Leila pleurait de rire.

"Et ça serait un manque de loyauté professionnelle inqualifiable de ma part si j'avais récupéré la carte de cet inspecteur et que je lui faisais des rapports réguliers sur l'entretien du château ! J'ai l'air de manquer de loyauté professionnelle, peut-être ?
— Non, pas du tout !" hoqueta Leila, qui manquait de souffle.

Aurore laissa un peu de temps à son amie pour se remettre, puis la conduisit vers la caisse.

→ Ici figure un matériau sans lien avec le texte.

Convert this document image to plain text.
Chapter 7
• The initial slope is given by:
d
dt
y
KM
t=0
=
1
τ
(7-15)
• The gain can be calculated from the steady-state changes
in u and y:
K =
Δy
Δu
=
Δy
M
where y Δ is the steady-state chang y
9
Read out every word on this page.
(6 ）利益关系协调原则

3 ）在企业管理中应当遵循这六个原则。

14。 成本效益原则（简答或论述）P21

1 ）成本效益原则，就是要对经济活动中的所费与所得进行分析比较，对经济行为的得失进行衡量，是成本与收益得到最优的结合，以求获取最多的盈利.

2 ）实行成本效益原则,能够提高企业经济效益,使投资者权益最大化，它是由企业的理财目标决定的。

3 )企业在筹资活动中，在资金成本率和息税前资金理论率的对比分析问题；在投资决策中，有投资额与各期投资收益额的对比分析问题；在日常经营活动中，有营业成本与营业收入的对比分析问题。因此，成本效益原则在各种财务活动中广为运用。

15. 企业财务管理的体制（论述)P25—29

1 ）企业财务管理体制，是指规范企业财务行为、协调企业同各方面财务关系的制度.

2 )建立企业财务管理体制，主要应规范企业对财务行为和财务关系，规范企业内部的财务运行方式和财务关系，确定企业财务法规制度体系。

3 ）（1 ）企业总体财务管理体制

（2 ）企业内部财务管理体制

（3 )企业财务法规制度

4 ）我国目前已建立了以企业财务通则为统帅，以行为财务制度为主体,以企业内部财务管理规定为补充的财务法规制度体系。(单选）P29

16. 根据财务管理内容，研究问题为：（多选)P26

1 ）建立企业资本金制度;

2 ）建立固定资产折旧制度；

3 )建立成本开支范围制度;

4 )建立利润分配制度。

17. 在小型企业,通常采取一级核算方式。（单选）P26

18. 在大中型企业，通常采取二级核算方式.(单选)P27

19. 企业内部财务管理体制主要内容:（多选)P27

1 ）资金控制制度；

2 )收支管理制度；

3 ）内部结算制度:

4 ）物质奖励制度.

Une petite enseigne très sobre indiquait "Château de Kermaouez". Même pour la publicité le propriétaire rechignait à la dépense.
"Salut Sandrine, deux entrées s'il te plait !
— Le patron n'est pas là, vas-y.
— Tu ne vas pas avoir de problèmes ?" demanda l'historienne en jetant un coup d'œil discret vers la caméra de surveillance posée dans le dos de la caissière.
"Encore en panne" répondit Sandrine avec un grand sourire.
"Regarde" ajouta-t-elle, lançant un doigt d'honneur à l'engin "Les serveurs sont en rades et le technicien ne passera que lundi."
Le sourire d'Aurore s'agrandit. Sandrine y répondit en riant.
"Oui, tu peux faire ta visite "spéciale" sans te planquer. Je n'irais pas cafter.
— Merci ma grande, je te revaudrais ça !
— Tu peux me le revaloir tout de suite si tu as un câble de charge sous la main. J'ai passé la matinée sur mon téléphone, la batterie est à plat.
— Usb-c, c'est ça ? J'en ai un dans la voiture, je te l'apporte immédiatement ! Leila, je te laisse avancer sans moi ? J'en ai pour une minute."